The pattern has been just as erratic and unpredictable during the 1990s. After expanding by 15.1% during the first year of this decade, hotel construction spending plunged 35% in 1991 and 46.8% during 1992. New hotel development was valued at just $3.69 billion during 1992, after rising to $10.68 billion only two years before.
Since 1992, the hotel market has grown for six consecutive years, including annual gains of over 50% in both 1995 and 1996. During 1998, hotel construction spending grew by an estimated 8.2% from its strong 1997 total to reach a level of almost $14 billion.
The PricewaterhouseCoopers report suggests that hotel development has overshot the mark. They point out that in the past three years, nearly a half-million new hotel rooms have been built nationwide.

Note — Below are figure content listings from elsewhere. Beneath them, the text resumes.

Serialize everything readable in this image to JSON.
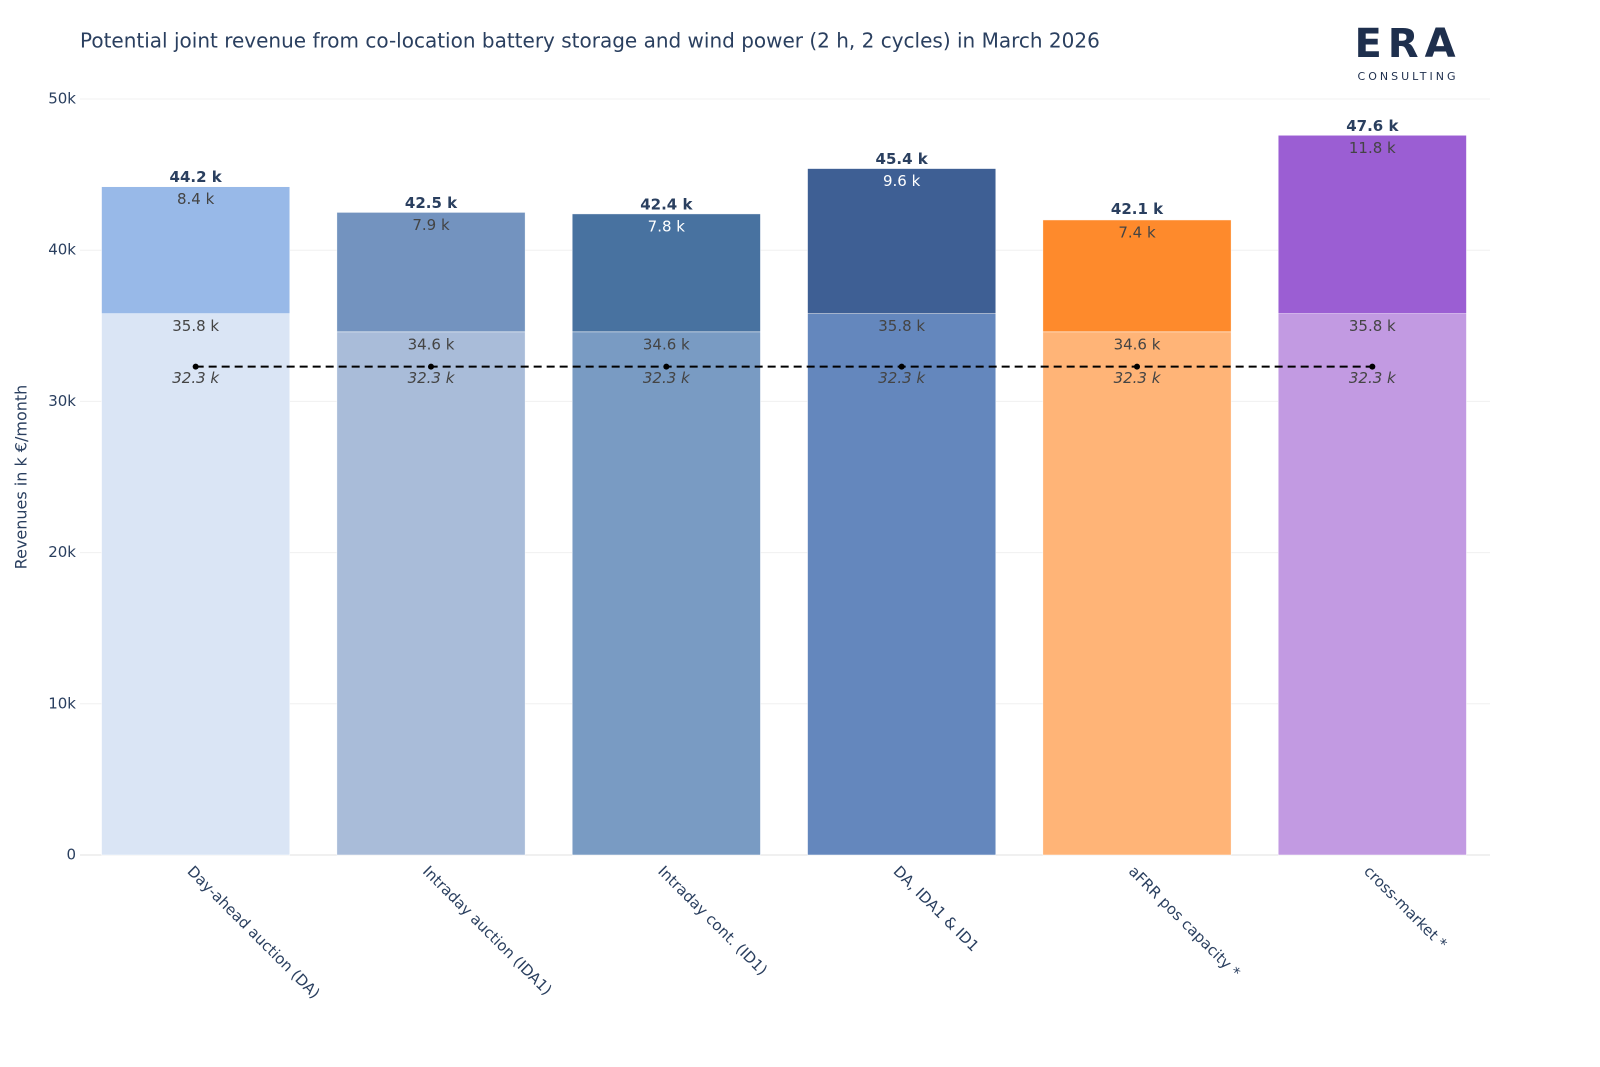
{
  "chart_data": {
    "type": "bar",
    "title": "Potential joint revenue from co-location battery storage and wind power (2 h, 2 cycles) in March 2026",
    "y_label": "Revenues in k €/month",
    "categories": [
      "Day-ahead auction (DA)",
      "Intraday auction (IDA1)",
      "Intraday cont. (ID1)",
      "DA, IDA1 & ID1",
      "aFRR pos capacity *",
      "cross-market *"
    ],
    "series": [
      {
        "colors": [
          "#dae5f5",
          "#a9bcd9",
          "#799bc3",
          "#6487bd",
          "#ffb477",
          "#c29ae2"
        ],
        "values": [
          35800,
          34600,
          34600,
          35800,
          34600,
          35800
        ],
        "value_labels": [
          "35.8 k",
          "34.6 k",
          "34.6 k",
          "35.8 k",
          "34.6 k",
          "35.8 k"
        ]
      },
      {
        "colors": [
          "#98b9e8",
          "#7393bf",
          "#4872a0",
          "#3e5f94",
          "#fe8a2c",
          "#9b5ed3"
        ],
        "values": [
          8400,
          7900,
          7800,
          9600,
          7400,
          11800
        ],
        "value_labels": [
          "8.4 k",
          "7.9 k",
          "7.8 k",
          "9.6 k",
          "7.4 k",
          "11.8 k"
        ]
      },
      {
        "type": "line",
        "color": "#000000",
        "dash": true,
        "values": [
          32300,
          32300,
          32300,
          32300,
          32300,
          32300
        ],
        "value_labels": [
          "32.3 k",
          "32.3 k",
          "32.3 k",
          "32.3 k",
          "32.3 k",
          "32.3 k"
        ]
      }
    ],
    "totals": {
      "values": [
        44200,
        42500,
        42400,
        45400,
        42100,
        47600
      ],
      "value_labels": [
        "44.2 k",
        "42.5 k",
        "42.4 k",
        "45.4 k",
        "42.1 k",
        "47.6 k"
      ]
    },
    "ylim": [
      0,
      50000
    ],
    "yticks": [
      0,
      {
        "value": 10000,
        "label": "10k"
      },
      {
        "value": 20000,
        "label": "20k"
      },
      {
        "value": 30000,
        "label": "30k"
      },
      {
        "value": 40000,
        "label": "40k"
      },
      {
        "value": 50000,
        "label": "50k"
      }
    ],
    "grid": true
  },
  "logo": {
    "text": "ERA",
    "subtext": "CONSULTING"
  }
}
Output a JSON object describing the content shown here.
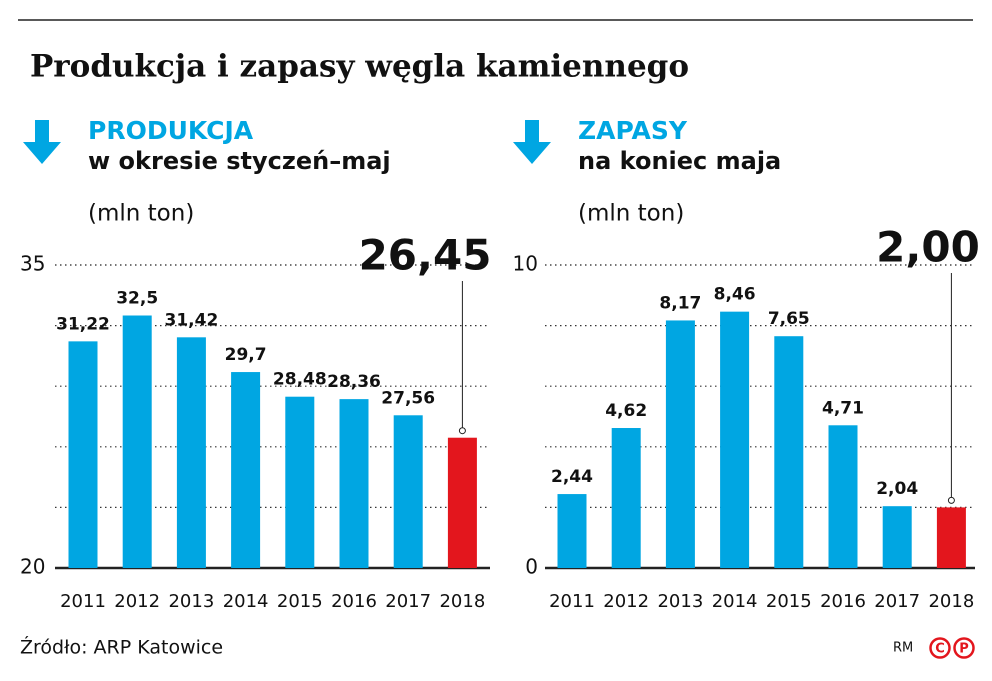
{
  "title": "Produkcja i zapasy węgla kamiennego",
  "source": "Źródło: ARP Katowice",
  "credit": "RM",
  "chart_data": [
    {
      "type": "bar",
      "title": "PRODUKCJA",
      "subtitle": "w okresie styczeń–maj",
      "unit": "(mln ton)",
      "categories": [
        "2011",
        "2012",
        "2013",
        "2014",
        "2015",
        "2016",
        "2017",
        "2018"
      ],
      "values": [
        31.22,
        32.5,
        31.42,
        29.7,
        28.48,
        28.36,
        27.56,
        26.45
      ],
      "value_labels": [
        "31,22",
        "32,5",
        "31,42",
        "29,7",
        "28,48",
        "28,36",
        "27,56",
        "26,45"
      ],
      "colors": [
        "#00a6e2",
        "#00a6e2",
        "#00a6e2",
        "#00a6e2",
        "#00a6e2",
        "#00a6e2",
        "#00a6e2",
        "#e3161d"
      ],
      "ylim": [
        20,
        35
      ],
      "yticks": [
        20,
        35
      ],
      "minor_ticks": [
        23,
        26,
        29,
        32
      ],
      "grid": true
    },
    {
      "type": "bar",
      "title": "ZAPASY",
      "subtitle": "na koniec maja",
      "unit": "(mln ton)",
      "categories": [
        "2011",
        "2012",
        "2013",
        "2014",
        "2015",
        "2016",
        "2017",
        "2018"
      ],
      "values": [
        2.44,
        4.62,
        8.17,
        8.46,
        7.65,
        4.71,
        2.04,
        2.0
      ],
      "value_labels": [
        "2,44",
        "4,62",
        "8,17",
        "8,46",
        "7,65",
        "4,71",
        "2,04",
        "2,00"
      ],
      "colors": [
        "#00a6e2",
        "#00a6e2",
        "#00a6e2",
        "#00a6e2",
        "#00a6e2",
        "#00a6e2",
        "#00a6e2",
        "#e3161d"
      ],
      "ylim": [
        0,
        10
      ],
      "yticks": [
        0,
        10
      ],
      "minor_ticks": [
        2,
        4,
        6,
        8
      ],
      "grid": true
    }
  ]
}
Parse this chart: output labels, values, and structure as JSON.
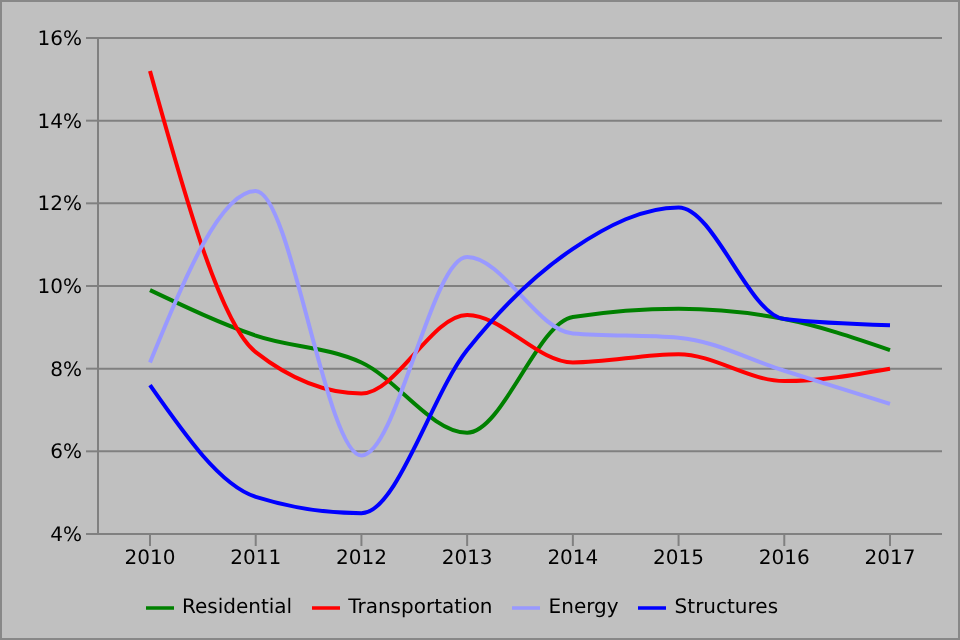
{
  "chart_data": {
    "type": "line",
    "categories": [
      "2010",
      "2011",
      "2012",
      "2013",
      "2014",
      "2015",
      "2016",
      "2017"
    ],
    "series": [
      {
        "name": "Residential",
        "color": "#008000",
        "values": [
          9.9,
          8.8,
          8.15,
          6.45,
          9.25,
          9.45,
          9.2,
          8.45
        ]
      },
      {
        "name": "Transportation",
        "color": "#ff0000",
        "values": [
          15.2,
          8.4,
          7.4,
          9.3,
          8.15,
          8.35,
          7.7,
          8.0
        ]
      },
      {
        "name": "Energy",
        "color": "#9999ff",
        "values": [
          8.15,
          12.3,
          5.9,
          10.7,
          8.85,
          8.75,
          7.95,
          7.15
        ]
      },
      {
        "name": "Structures",
        "color": "#0000ff",
        "values": [
          7.6,
          4.9,
          4.5,
          8.45,
          10.9,
          11.9,
          9.2,
          9.05
        ]
      }
    ],
    "ylim": [
      4,
      16
    ],
    "yticks": [
      {
        "value": 4,
        "label": "4%"
      },
      {
        "value": 6,
        "label": "6%"
      },
      {
        "value": 8,
        "label": "8%"
      },
      {
        "value": 10,
        "label": "10%"
      },
      {
        "value": 12,
        "label": "12%"
      },
      {
        "value": 14,
        "label": "14%"
      },
      {
        "value": 16,
        "label": "16%"
      }
    ],
    "grid": "y",
    "legend": "bottom",
    "marker": "none",
    "line_style": "solid"
  }
}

Of the 180 cities around the country analyzed by the firm, fully two-thirds will see a decline in occupancy rates next year.
Demand for hotel rooms grew by nearly 3% in 1998, but is predicted to increase by only about 2% this year and just 1.8% in the year 2000. All told, PricewaterhouseCoopers predicts a dropoff in building during 1999 to 117,000 room starts -- about 20% below last year's total.
Hotel construction spending more than doubled between 1994 and 1996, after plunging more than 65% between 1990 and 1992.